Culture Wars/Current Controversies

How Social Justice Killed Anti-Racism

By Jerry Barnett Quillette

One of the early signs of trouble for the British anti-racism movement was a tweet sent by Lee Jasper in April 2013, in which he declared that black people are incapable of being racist, and offered to publicly debate anybody who disagreed. I offered to debate him, as did a number of others. I even suggested a venue: the University College London Union (UCLU), where I’d recently taken part in a debate on censorship. My offer was not taken up, and as far as I know the debate never took place.

Jasper, a British-born man of mixed African, Caribbean, and Irish origins, was one of the louder characters in the London anti-racism movement of the 1980s, which sought to oppose the racist far-Right. But he was always intensely ambitious, and skilled at using race issues as a means of self-promotion. In this respect, he was well ahead of the curve, importing Al Sharpton’s brand of American race-hustling into the UK long before it became more generally fashionable.
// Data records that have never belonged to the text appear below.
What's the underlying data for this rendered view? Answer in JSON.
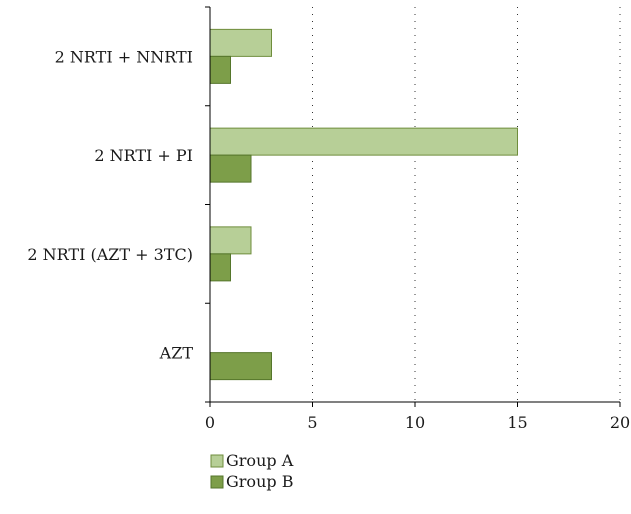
{
  "chart_data": {
    "type": "bar",
    "orientation": "horizontal",
    "categories": [
      "2 NRTI + NNRTI",
      "2 NRTI + PI",
      "2 NRTI (AZT + 3TC)",
      "AZT"
    ],
    "series": [
      {
        "name": "Group A",
        "values": [
          3,
          15,
          2,
          0
        ]
      },
      {
        "name": "Group B",
        "values": [
          1,
          2,
          1,
          3
        ]
      }
    ],
    "xlim": [
      0,
      20
    ],
    "xticks": [
      "0",
      "5",
      "10",
      "15",
      "20"
    ],
    "grid": "vertical-dotted",
    "legend_position": "bottom-center",
    "colors": {
      "Group A": "#b7cf97",
      "Group B": "#7d9e49",
      "Group A border": "#6f8d3c",
      "Group B border": "#55762b",
      "axis": "#000000",
      "grid": "#333333"
    }
  }
}
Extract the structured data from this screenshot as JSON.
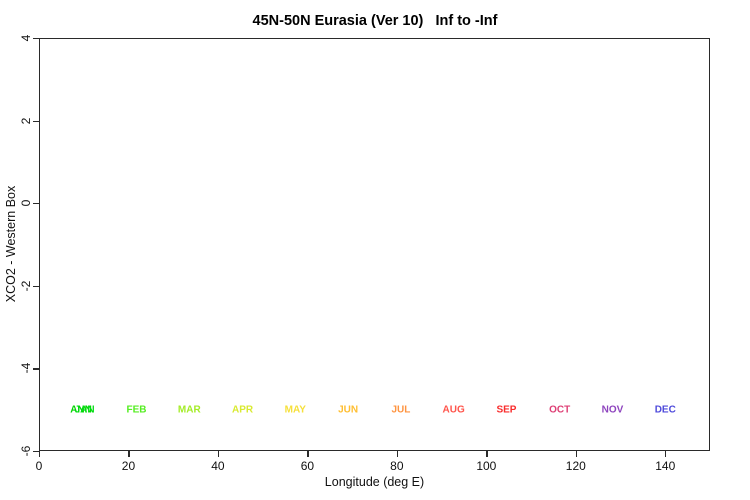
{
  "chart_data": {
    "type": "scatter",
    "title": "45N-50N Eurasia (Ver 10)   Inf to -Inf",
    "xlabel": "Longitude (deg E)",
    "ylabel": "XCO2 - Western Box",
    "xlim": [
      0,
      150
    ],
    "ylim": [
      -6,
      4
    ],
    "x_ticks": [
      0,
      20,
      40,
      60,
      80,
      100,
      120,
      140
    ],
    "y_ticks": [
      4,
      2,
      0,
      -2,
      -4,
      -6
    ],
    "grid": false,
    "frame": true,
    "legend": "none",
    "series": [],
    "annotations": [
      {
        "label": "ANN",
        "x": 9.4,
        "y": -5,
        "color": "#00d400"
      },
      {
        "label": "JAN",
        "x": 10.2,
        "y": -5,
        "color": "#00dd11"
      },
      {
        "label": "FEB",
        "x": 21.8,
        "y": -5,
        "color": "#55ee22"
      },
      {
        "label": "MAR",
        "x": 33.6,
        "y": -5,
        "color": "#a3ec25"
      },
      {
        "label": "APR",
        "x": 45.5,
        "y": -5,
        "color": "#d9ea31"
      },
      {
        "label": "MAY",
        "x": 57.3,
        "y": -5,
        "color": "#f6e03a"
      },
      {
        "label": "JUN",
        "x": 69.1,
        "y": -5,
        "color": "#ffbe30"
      },
      {
        "label": "JUL",
        "x": 80.9,
        "y": -5,
        "color": "#ff9440"
      },
      {
        "label": "AUG",
        "x": 92.7,
        "y": -5,
        "color": "#ff544b"
      },
      {
        "label": "SEP",
        "x": 104.5,
        "y": -5,
        "color": "#f92b2b"
      },
      {
        "label": "OCT",
        "x": 116.4,
        "y": -5,
        "color": "#de3f75"
      },
      {
        "label": "NOV",
        "x": 128.2,
        "y": -5,
        "color": "#8e44be"
      },
      {
        "label": "DEC",
        "x": 140.0,
        "y": -5,
        "color": "#4e4adb"
      }
    ]
  }
}
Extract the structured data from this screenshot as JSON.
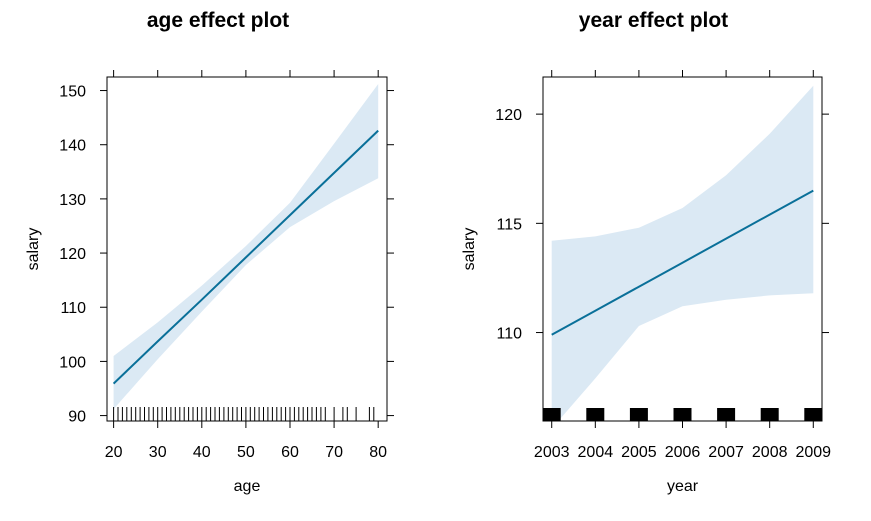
{
  "chart_data": [
    {
      "type": "line",
      "title": "age effect plot",
      "xlabel": "age",
      "ylabel": "salary",
      "xlim": [
        18.5,
        82
      ],
      "ylim": [
        89,
        152.5
      ],
      "x_ticks": [
        20,
        30,
        40,
        50,
        60,
        70,
        80
      ],
      "x_tick_labels": [
        "20",
        "30",
        "40",
        "50",
        "60",
        "70",
        "80"
      ],
      "y_ticks": [
        90,
        100,
        110,
        120,
        130,
        140,
        150
      ],
      "y_tick_labels": [
        "90",
        "100",
        "110",
        "120",
        "130",
        "140",
        "150"
      ],
      "x": [
        20,
        30,
        40,
        50,
        60,
        70,
        80
      ],
      "y": [
        95.9,
        103.7,
        111.4,
        119.2,
        127.0,
        134.8,
        142.6
      ],
      "lower": [
        91.2,
        100.4,
        109.2,
        117.8,
        124.8,
        129.6,
        133.8
      ],
      "upper": [
        101.0,
        107.2,
        114.0,
        121.3,
        129.3,
        140.2,
        151.2
      ],
      "rug": [
        20,
        21,
        22,
        23,
        24,
        25,
        26,
        27,
        28,
        29,
        30,
        31,
        32,
        33,
        34,
        35,
        36,
        37,
        38,
        39,
        40,
        41,
        42,
        43,
        44,
        45,
        46,
        47,
        48,
        49,
        50,
        51,
        52,
        53,
        54,
        55,
        56,
        57,
        58,
        59,
        60,
        61,
        62,
        63,
        64,
        65,
        66,
        67,
        68,
        70,
        72,
        73,
        75,
        78,
        79
      ],
      "rug_style": "lines"
    },
    {
      "type": "line",
      "title": "year effect plot",
      "xlabel": "year",
      "ylabel": "salary",
      "xlim": [
        2002.8,
        2009.2
      ],
      "ylim": [
        105.95,
        121.7
      ],
      "x_ticks": [
        2003,
        2004,
        2005,
        2006,
        2007,
        2008,
        2009
      ],
      "x_tick_labels": [
        "2003",
        "2004",
        "2005",
        "2006",
        "2007",
        "2008",
        "2009"
      ],
      "y_ticks": [
        110,
        115,
        120
      ],
      "y_tick_labels": [
        "110",
        "115",
        "120"
      ],
      "x": [
        2003,
        2004,
        2005,
        2006,
        2007,
        2008,
        2009
      ],
      "y": [
        109.9,
        111.0,
        112.1,
        113.2,
        114.3,
        115.4,
        116.5
      ],
      "lower": [
        105.6,
        107.9,
        110.3,
        111.2,
        111.5,
        111.7,
        111.8
      ],
      "upper": [
        114.2,
        114.4,
        114.8,
        115.7,
        117.2,
        119.1,
        121.3
      ],
      "rug": [
        2003,
        2004,
        2005,
        2006,
        2007,
        2008,
        2009
      ],
      "rug_style": "blocks"
    }
  ]
}
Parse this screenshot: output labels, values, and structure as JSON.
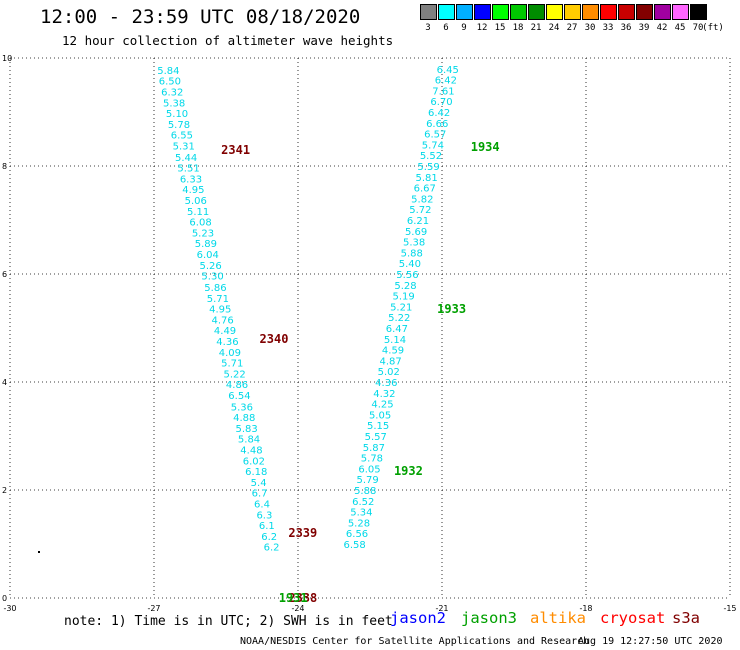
{
  "header": {
    "title": "12:00 - 23:59 UTC 08/18/2020",
    "subtitle": "12 hour collection of altimeter wave heights"
  },
  "legend": {
    "unit": "(ft)",
    "bins": [
      {
        "label": "3",
        "color": "#808080"
      },
      {
        "label": "6",
        "color": "#00ffff"
      },
      {
        "label": "9",
        "color": "#00b0ff"
      },
      {
        "label": "12",
        "color": "#0000ff"
      },
      {
        "label": "15",
        "color": "#00ff00"
      },
      {
        "label": "18",
        "color": "#00c800"
      },
      {
        "label": "21",
        "color": "#008c00"
      },
      {
        "label": "24",
        "color": "#ffff00"
      },
      {
        "label": "27",
        "color": "#ffcc00"
      },
      {
        "label": "30",
        "color": "#ff8c00"
      },
      {
        "label": "33",
        "color": "#ff0000"
      },
      {
        "label": "36",
        "color": "#c80000"
      },
      {
        "label": "39",
        "color": "#820000"
      },
      {
        "label": "42",
        "color": "#a000a0"
      },
      {
        "label": "45",
        "color": "#ff66ff"
      },
      {
        "label": "70",
        "color": "#000000"
      }
    ]
  },
  "footer": {
    "note": "note: 1) Time is in UTC; 2) SWH is in feet",
    "satellites": [
      {
        "name": "jason2",
        "color": "#0000ff"
      },
      {
        "name": "jason3",
        "color": "#00a000"
      },
      {
        "name": "altika",
        "color": "#ff8c00"
      },
      {
        "name": "cryosat",
        "color": "#ff0000"
      },
      {
        "name": "s3a",
        "color": "#800000"
      }
    ],
    "credit": "NOAA/NESDIS Center for Satellite Applications and Research",
    "timestamp": "Aug 19 12:27:50 UTC 2020"
  },
  "chart_data": {
    "type": "scatter",
    "xlim": [
      -30,
      -15
    ],
    "ylim": [
      0,
      10
    ],
    "x_ticks": [
      "-30",
      "-27",
      "-24",
      "-21",
      "-18",
      "-15"
    ],
    "y_ticks": [
      "0",
      "2",
      "4",
      "6",
      "8",
      "10"
    ],
    "grid": true,
    "value_color": "#00d8e8",
    "series": [
      {
        "points": [
          {
            "x": -26.7,
            "y": 9.78,
            "v": "5.84"
          },
          {
            "x": -26.67,
            "y": 9.58,
            "v": "6.50"
          },
          {
            "x": -26.62,
            "y": 9.38,
            "v": "6.32"
          },
          {
            "x": -26.58,
            "y": 9.18,
            "v": "5.38"
          },
          {
            "x": -26.52,
            "y": 8.98,
            "v": "5.10"
          },
          {
            "x": -26.48,
            "y": 8.78,
            "v": "5.78"
          },
          {
            "x": -26.42,
            "y": 8.58,
            "v": "6.55"
          },
          {
            "x": -26.38,
            "y": 8.38,
            "v": "5.31"
          },
          {
            "x": -26.33,
            "y": 8.17,
            "v": "5.44"
          },
          {
            "x": -26.28,
            "y": 7.97,
            "v": "5.51"
          },
          {
            "x": -26.23,
            "y": 7.77,
            "v": "6.33"
          },
          {
            "x": -26.18,
            "y": 7.57,
            "v": "4.95"
          },
          {
            "x": -26.13,
            "y": 7.37,
            "v": "5.06"
          },
          {
            "x": -26.08,
            "y": 7.17,
            "v": "5.11"
          },
          {
            "x": -26.03,
            "y": 6.97,
            "v": "6.08"
          },
          {
            "x": -25.98,
            "y": 6.77,
            "v": "5.23"
          },
          {
            "x": -25.92,
            "y": 6.57,
            "v": "5.89"
          },
          {
            "x": -25.88,
            "y": 6.37,
            "v": "6.04"
          },
          {
            "x": -25.82,
            "y": 6.17,
            "v": "5.26"
          },
          {
            "x": -25.78,
            "y": 5.97,
            "v": "5.30"
          },
          {
            "x": -25.72,
            "y": 5.76,
            "v": "5.86"
          },
          {
            "x": -25.67,
            "y": 5.56,
            "v": "5.71"
          },
          {
            "x": -25.62,
            "y": 5.36,
            "v": "4.95"
          },
          {
            "x": -25.57,
            "y": 5.16,
            "v": "4.76"
          },
          {
            "x": -25.52,
            "y": 4.96,
            "v": "4.49"
          },
          {
            "x": -25.47,
            "y": 4.76,
            "v": "4.36"
          },
          {
            "x": -25.42,
            "y": 4.56,
            "v": "4.09"
          },
          {
            "x": -25.37,
            "y": 4.36,
            "v": "5.71"
          },
          {
            "x": -25.32,
            "y": 4.16,
            "v": "5.22"
          },
          {
            "x": -25.27,
            "y": 3.96,
            "v": "4.86"
          },
          {
            "x": -25.22,
            "y": 3.76,
            "v": "6.54"
          },
          {
            "x": -25.17,
            "y": 3.55,
            "v": "5.36"
          },
          {
            "x": -25.12,
            "y": 3.35,
            "v": "4.88"
          },
          {
            "x": -25.07,
            "y": 3.15,
            "v": "5.83"
          },
          {
            "x": -25.02,
            "y": 2.95,
            "v": "5.84"
          },
          {
            "x": -24.97,
            "y": 2.75,
            "v": "4.48"
          },
          {
            "x": -24.92,
            "y": 2.55,
            "v": "6.02"
          },
          {
            "x": -24.87,
            "y": 2.35,
            "v": "6.18"
          },
          {
            "x": -24.82,
            "y": 2.15,
            "v": "5.4"
          },
          {
            "x": -24.8,
            "y": 1.95,
            "v": "6.7"
          },
          {
            "x": -24.75,
            "y": 1.75,
            "v": "6.4"
          },
          {
            "x": -24.7,
            "y": 1.55,
            "v": "6.3"
          },
          {
            "x": -24.65,
            "y": 1.35,
            "v": "6.1"
          },
          {
            "x": -24.6,
            "y": 1.15,
            "v": "6.2"
          },
          {
            "x": -24.55,
            "y": 0.95,
            "v": "6.2"
          }
        ]
      },
      {
        "points": [
          {
            "x": -20.88,
            "y": 9.8,
            "v": "6.45"
          },
          {
            "x": -20.92,
            "y": 9.6,
            "v": "6.42"
          },
          {
            "x": -20.97,
            "y": 9.4,
            "v": "7.61"
          },
          {
            "x": -21.01,
            "y": 9.2,
            "v": "6.70"
          },
          {
            "x": -21.06,
            "y": 9.0,
            "v": "6.42"
          },
          {
            "x": -21.1,
            "y": 8.8,
            "v": "6.66"
          },
          {
            "x": -21.14,
            "y": 8.6,
            "v": "6.57"
          },
          {
            "x": -21.19,
            "y": 8.4,
            "v": "5.74"
          },
          {
            "x": -21.23,
            "y": 8.2,
            "v": "5.52"
          },
          {
            "x": -21.28,
            "y": 8.0,
            "v": "5.59"
          },
          {
            "x": -21.32,
            "y": 7.8,
            "v": "5.81"
          },
          {
            "x": -21.36,
            "y": 7.6,
            "v": "6.67"
          },
          {
            "x": -21.41,
            "y": 7.4,
            "v": "5.82"
          },
          {
            "x": -21.45,
            "y": 7.2,
            "v": "5.72"
          },
          {
            "x": -21.5,
            "y": 7.0,
            "v": "6.21"
          },
          {
            "x": -21.54,
            "y": 6.8,
            "v": "5.69"
          },
          {
            "x": -21.58,
            "y": 6.6,
            "v": "5.38"
          },
          {
            "x": -21.63,
            "y": 6.4,
            "v": "5.88"
          },
          {
            "x": -21.67,
            "y": 6.2,
            "v": "5.40"
          },
          {
            "x": -21.72,
            "y": 6.0,
            "v": "5.56"
          },
          {
            "x": -21.76,
            "y": 5.8,
            "v": "5.28"
          },
          {
            "x": -21.8,
            "y": 5.6,
            "v": "5.19"
          },
          {
            "x": -21.85,
            "y": 5.4,
            "v": "5.21"
          },
          {
            "x": -21.89,
            "y": 5.2,
            "v": "5.22"
          },
          {
            "x": -21.94,
            "y": 5.0,
            "v": "6.47"
          },
          {
            "x": -21.98,
            "y": 4.8,
            "v": "5.14"
          },
          {
            "x": -22.02,
            "y": 4.6,
            "v": "4.59"
          },
          {
            "x": -22.07,
            "y": 4.4,
            "v": "4.87"
          },
          {
            "x": -22.11,
            "y": 4.2,
            "v": "5.02"
          },
          {
            "x": -22.16,
            "y": 4.0,
            "v": "4.36"
          },
          {
            "x": -22.2,
            "y": 3.8,
            "v": "4.32"
          },
          {
            "x": -22.24,
            "y": 3.6,
            "v": "4.25"
          },
          {
            "x": -22.29,
            "y": 3.4,
            "v": "5.05"
          },
          {
            "x": -22.33,
            "y": 3.2,
            "v": "5.15"
          },
          {
            "x": -22.38,
            "y": 3.0,
            "v": "5.57"
          },
          {
            "x": -22.42,
            "y": 2.8,
            "v": "5.87"
          },
          {
            "x": -22.46,
            "y": 2.6,
            "v": "5.78"
          },
          {
            "x": -22.51,
            "y": 2.4,
            "v": "6.05"
          },
          {
            "x": -22.55,
            "y": 2.2,
            "v": "5.79"
          },
          {
            "x": -22.6,
            "y": 2.0,
            "v": "5.88"
          },
          {
            "x": -22.64,
            "y": 1.8,
            "v": "6.52"
          },
          {
            "x": -22.68,
            "y": 1.6,
            "v": "5.34"
          },
          {
            "x": -22.73,
            "y": 1.4,
            "v": "5.28"
          },
          {
            "x": -22.77,
            "y": 1.2,
            "v": "6.56"
          },
          {
            "x": -22.82,
            "y": 1.0,
            "v": "6.58"
          }
        ]
      }
    ],
    "time_labels": [
      {
        "x": -25.3,
        "y": 8.3,
        "text": "2341",
        "color": "#800000"
      },
      {
        "x": -24.5,
        "y": 4.8,
        "text": "2340",
        "color": "#800000"
      },
      {
        "x": -23.9,
        "y": 1.2,
        "text": "2339",
        "color": "#800000"
      },
      {
        "x": -23.9,
        "y": 0.0,
        "text": "2338",
        "color": "#800000"
      },
      {
        "x": -20.1,
        "y": 8.35,
        "text": "1934",
        "color": "#00a000"
      },
      {
        "x": -20.8,
        "y": 5.35,
        "text": "1933",
        "color": "#00a000"
      },
      {
        "x": -21.7,
        "y": 2.35,
        "text": "1932",
        "color": "#00a000"
      },
      {
        "x": -24.1,
        "y": 0.0,
        "text": "1931",
        "color": "#00a000"
      }
    ]
  }
}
By the 1990s, although the far-Right threat had clearly receded, the British Left (in the face of a working class stubbornly uninterested in class struggle) was switching its attention to the politics of identity. This was especially true in London and Jasper started to pop up on late-night TV chat shows. In my own social circles, which were mostly made up of people of West Indian origin, “black activists” were generally not taken too seriously. But in left-wing political circles, people like Jasper became flavour of the month. Here was a provocative spokesman of an oppressed underclass, and surely the Left—increasingly dominated by white and affluent people—needed people like him in order to stay relevant.